Alec Ross says that bars in Italy have very often been owned by families for many generations and when we buy a coffee in a small bar “the profits remain in the Italian families and do not go to a multinational that is worth more than 100 billion”. In the United States, Ross always says, most of the small bars have disappeared due to the success of Starbucks and we should not follow that pattern. The argument is strong, also because the history of Starbucks itself is instead a textbook of innovation: from the first bar opened in Seattle in 1971 inspired by the name of a sailor from the novel Moby Dickuntil Howard Schultz’s trip to Milan and the discovery that nothing was like Italian coffee and hence the idea of ​​reproducing not only the aromas, but also the rhythm, the noises, the ritual. Since then Starbucks has conquered the world and only finally arrived in Italy.

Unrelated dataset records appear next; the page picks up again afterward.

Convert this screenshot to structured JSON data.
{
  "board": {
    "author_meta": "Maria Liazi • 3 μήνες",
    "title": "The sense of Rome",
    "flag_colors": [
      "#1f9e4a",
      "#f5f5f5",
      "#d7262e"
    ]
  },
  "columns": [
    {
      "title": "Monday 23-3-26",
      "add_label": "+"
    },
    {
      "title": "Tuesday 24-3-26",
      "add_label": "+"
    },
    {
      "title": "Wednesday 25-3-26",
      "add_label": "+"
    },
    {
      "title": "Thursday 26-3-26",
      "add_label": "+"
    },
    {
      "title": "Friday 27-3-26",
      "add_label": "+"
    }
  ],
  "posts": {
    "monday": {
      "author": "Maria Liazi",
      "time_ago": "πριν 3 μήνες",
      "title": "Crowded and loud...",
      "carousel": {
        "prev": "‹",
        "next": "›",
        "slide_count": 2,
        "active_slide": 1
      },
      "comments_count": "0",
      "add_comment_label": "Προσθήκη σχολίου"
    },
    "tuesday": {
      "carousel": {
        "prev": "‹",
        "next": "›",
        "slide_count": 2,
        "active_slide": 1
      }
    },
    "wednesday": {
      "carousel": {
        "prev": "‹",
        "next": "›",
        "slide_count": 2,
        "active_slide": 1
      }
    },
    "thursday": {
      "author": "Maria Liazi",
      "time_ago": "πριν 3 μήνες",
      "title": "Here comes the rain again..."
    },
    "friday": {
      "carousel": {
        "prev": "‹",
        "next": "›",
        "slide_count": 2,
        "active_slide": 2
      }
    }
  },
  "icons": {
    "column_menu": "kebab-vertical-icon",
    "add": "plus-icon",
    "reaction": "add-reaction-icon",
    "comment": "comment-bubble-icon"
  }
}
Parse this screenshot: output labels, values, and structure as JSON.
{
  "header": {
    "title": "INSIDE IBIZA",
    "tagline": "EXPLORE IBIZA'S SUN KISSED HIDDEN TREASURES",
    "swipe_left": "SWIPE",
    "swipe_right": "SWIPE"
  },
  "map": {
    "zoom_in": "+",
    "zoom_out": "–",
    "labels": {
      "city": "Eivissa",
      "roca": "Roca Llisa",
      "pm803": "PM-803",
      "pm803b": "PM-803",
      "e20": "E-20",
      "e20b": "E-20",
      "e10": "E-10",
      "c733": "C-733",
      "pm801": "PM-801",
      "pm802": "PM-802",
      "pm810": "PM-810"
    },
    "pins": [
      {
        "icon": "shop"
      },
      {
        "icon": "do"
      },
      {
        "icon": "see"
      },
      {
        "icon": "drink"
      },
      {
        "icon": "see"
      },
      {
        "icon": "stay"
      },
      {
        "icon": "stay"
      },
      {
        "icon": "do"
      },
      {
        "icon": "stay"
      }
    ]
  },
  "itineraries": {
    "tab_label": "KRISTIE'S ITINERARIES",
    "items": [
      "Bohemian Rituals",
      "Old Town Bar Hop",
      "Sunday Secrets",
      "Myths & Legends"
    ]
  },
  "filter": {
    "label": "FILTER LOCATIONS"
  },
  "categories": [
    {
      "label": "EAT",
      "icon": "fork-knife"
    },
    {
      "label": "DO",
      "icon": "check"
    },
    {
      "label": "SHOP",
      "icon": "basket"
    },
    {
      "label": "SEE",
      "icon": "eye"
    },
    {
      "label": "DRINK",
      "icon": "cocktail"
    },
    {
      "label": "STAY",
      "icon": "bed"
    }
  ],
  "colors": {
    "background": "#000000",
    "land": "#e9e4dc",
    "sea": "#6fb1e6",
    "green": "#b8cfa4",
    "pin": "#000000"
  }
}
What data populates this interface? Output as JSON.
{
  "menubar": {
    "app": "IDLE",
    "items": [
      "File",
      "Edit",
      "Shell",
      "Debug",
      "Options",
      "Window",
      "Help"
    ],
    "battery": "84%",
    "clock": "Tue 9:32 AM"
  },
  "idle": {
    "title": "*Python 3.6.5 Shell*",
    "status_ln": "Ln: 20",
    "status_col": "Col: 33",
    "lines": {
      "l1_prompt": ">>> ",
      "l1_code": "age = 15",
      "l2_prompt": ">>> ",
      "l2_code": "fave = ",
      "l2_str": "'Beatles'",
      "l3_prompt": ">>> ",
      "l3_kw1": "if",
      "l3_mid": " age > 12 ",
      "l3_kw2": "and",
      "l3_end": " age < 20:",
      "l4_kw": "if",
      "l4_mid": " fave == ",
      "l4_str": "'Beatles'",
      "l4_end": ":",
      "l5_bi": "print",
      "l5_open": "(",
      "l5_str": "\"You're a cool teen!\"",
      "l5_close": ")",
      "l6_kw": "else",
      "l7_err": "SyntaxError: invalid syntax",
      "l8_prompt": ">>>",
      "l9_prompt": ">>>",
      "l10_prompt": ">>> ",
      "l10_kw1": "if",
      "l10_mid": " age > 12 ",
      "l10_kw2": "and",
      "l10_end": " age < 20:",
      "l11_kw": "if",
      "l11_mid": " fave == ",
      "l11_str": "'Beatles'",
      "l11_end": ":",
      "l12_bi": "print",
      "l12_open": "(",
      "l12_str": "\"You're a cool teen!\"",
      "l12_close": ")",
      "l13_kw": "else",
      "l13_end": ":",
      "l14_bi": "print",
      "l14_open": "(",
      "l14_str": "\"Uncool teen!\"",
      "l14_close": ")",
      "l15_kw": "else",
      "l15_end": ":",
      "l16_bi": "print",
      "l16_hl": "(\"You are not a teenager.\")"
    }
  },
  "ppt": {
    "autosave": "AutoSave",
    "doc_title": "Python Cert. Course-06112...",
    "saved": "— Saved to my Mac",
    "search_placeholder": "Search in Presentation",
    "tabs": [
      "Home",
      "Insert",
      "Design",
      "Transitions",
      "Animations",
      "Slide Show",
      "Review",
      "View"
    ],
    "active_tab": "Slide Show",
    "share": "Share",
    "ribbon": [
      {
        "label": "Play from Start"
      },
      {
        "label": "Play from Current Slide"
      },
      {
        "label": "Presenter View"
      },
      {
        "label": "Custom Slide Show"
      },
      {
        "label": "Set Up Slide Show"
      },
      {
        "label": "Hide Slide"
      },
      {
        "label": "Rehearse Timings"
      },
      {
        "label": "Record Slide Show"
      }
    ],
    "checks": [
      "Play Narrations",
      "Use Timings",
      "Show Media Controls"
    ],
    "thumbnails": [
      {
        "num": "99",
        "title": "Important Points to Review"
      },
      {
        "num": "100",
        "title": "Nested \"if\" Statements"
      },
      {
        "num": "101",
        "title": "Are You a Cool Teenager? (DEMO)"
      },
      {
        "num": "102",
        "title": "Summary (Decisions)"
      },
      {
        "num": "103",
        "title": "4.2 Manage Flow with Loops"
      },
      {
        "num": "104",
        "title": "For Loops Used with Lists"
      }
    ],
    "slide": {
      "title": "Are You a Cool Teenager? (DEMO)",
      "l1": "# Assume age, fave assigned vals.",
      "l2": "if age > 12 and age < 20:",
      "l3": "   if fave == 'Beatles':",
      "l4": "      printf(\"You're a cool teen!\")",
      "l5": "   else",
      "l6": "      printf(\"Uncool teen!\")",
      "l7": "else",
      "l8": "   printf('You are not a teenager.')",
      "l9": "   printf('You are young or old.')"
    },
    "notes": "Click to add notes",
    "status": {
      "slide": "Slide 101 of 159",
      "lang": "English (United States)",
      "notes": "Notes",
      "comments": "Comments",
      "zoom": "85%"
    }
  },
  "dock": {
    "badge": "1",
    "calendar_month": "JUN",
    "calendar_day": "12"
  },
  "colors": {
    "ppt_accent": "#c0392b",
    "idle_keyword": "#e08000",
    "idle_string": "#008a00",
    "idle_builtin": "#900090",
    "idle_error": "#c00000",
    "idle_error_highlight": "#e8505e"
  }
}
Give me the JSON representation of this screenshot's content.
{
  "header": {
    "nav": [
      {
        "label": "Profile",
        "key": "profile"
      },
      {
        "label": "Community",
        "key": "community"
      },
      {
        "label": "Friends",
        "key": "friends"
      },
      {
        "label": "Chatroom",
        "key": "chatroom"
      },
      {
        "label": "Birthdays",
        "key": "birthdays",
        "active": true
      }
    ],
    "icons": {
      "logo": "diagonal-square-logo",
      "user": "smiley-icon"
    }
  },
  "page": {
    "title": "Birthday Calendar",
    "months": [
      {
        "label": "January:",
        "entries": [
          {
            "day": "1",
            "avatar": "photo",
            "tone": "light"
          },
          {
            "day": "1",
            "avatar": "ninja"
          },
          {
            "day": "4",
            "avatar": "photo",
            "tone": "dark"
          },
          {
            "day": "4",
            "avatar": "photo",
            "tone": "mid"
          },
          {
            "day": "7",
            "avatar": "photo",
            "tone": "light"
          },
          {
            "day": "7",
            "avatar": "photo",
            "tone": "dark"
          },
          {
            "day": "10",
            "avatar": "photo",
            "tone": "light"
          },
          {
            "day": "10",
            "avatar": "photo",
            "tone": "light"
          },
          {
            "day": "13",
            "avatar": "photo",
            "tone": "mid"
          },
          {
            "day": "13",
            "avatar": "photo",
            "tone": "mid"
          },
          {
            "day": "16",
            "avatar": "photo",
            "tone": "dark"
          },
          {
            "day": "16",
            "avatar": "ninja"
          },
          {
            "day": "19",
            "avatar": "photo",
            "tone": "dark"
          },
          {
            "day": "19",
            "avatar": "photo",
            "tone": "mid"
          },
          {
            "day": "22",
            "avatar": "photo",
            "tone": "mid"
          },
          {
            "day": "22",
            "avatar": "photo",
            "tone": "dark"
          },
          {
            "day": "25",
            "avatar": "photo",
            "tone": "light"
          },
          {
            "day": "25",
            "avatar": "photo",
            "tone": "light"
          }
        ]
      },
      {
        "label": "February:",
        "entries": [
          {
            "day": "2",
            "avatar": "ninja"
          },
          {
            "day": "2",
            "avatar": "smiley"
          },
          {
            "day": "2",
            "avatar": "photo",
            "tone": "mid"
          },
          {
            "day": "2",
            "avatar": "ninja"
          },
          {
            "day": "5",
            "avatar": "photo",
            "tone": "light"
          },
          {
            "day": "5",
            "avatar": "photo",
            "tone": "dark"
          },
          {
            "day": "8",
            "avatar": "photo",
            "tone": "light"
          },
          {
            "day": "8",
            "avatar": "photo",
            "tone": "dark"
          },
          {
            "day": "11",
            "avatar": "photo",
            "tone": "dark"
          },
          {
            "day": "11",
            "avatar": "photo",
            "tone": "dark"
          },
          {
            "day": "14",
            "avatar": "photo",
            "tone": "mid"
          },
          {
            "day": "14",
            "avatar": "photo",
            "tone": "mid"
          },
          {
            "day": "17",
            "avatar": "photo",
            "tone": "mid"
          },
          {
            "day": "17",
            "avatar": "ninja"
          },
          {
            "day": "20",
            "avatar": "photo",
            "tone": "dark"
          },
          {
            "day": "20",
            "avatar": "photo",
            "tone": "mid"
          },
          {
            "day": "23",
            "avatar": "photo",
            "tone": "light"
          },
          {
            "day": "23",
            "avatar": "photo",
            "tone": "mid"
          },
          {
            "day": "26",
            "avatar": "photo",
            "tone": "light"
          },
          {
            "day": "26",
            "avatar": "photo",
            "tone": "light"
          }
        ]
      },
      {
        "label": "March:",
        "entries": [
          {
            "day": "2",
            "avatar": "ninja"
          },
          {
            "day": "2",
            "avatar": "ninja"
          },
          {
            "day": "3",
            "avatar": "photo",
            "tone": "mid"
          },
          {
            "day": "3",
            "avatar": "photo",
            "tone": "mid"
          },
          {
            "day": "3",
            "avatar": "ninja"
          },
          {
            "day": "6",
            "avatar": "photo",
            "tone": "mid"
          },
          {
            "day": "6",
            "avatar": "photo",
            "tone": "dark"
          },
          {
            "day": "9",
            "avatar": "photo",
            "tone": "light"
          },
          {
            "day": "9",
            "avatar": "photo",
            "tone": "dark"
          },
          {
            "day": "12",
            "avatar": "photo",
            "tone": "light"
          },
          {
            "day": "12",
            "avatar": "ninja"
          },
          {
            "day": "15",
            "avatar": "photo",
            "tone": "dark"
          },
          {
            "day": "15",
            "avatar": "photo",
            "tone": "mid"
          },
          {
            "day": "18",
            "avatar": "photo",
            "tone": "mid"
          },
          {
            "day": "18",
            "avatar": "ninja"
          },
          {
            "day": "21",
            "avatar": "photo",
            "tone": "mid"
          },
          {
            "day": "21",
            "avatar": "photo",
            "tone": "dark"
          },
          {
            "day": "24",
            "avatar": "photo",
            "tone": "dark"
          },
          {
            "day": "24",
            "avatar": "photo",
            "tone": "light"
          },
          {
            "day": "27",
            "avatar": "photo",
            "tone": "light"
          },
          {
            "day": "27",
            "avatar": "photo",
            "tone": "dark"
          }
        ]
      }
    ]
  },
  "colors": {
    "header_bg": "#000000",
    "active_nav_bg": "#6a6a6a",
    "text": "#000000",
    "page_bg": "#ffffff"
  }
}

When Starbucks opened in Milan in 2018, I wrote that the real thing to do, for Italian bars, was to rediscover the obsession with perfection. What we ask for every day is not just a coffee, it is a piece of our history, of our culture; it is an important moment of the day for millions of people, what we spend in a bar. And often that coffee is bad. There are bars that have understood this thing and I stop there with a sense of gratitude. Starbucks in Italy will fail, or rather will not have the overwhelming success it has had so far, only if we rediscover the taste of making a perfect coffee.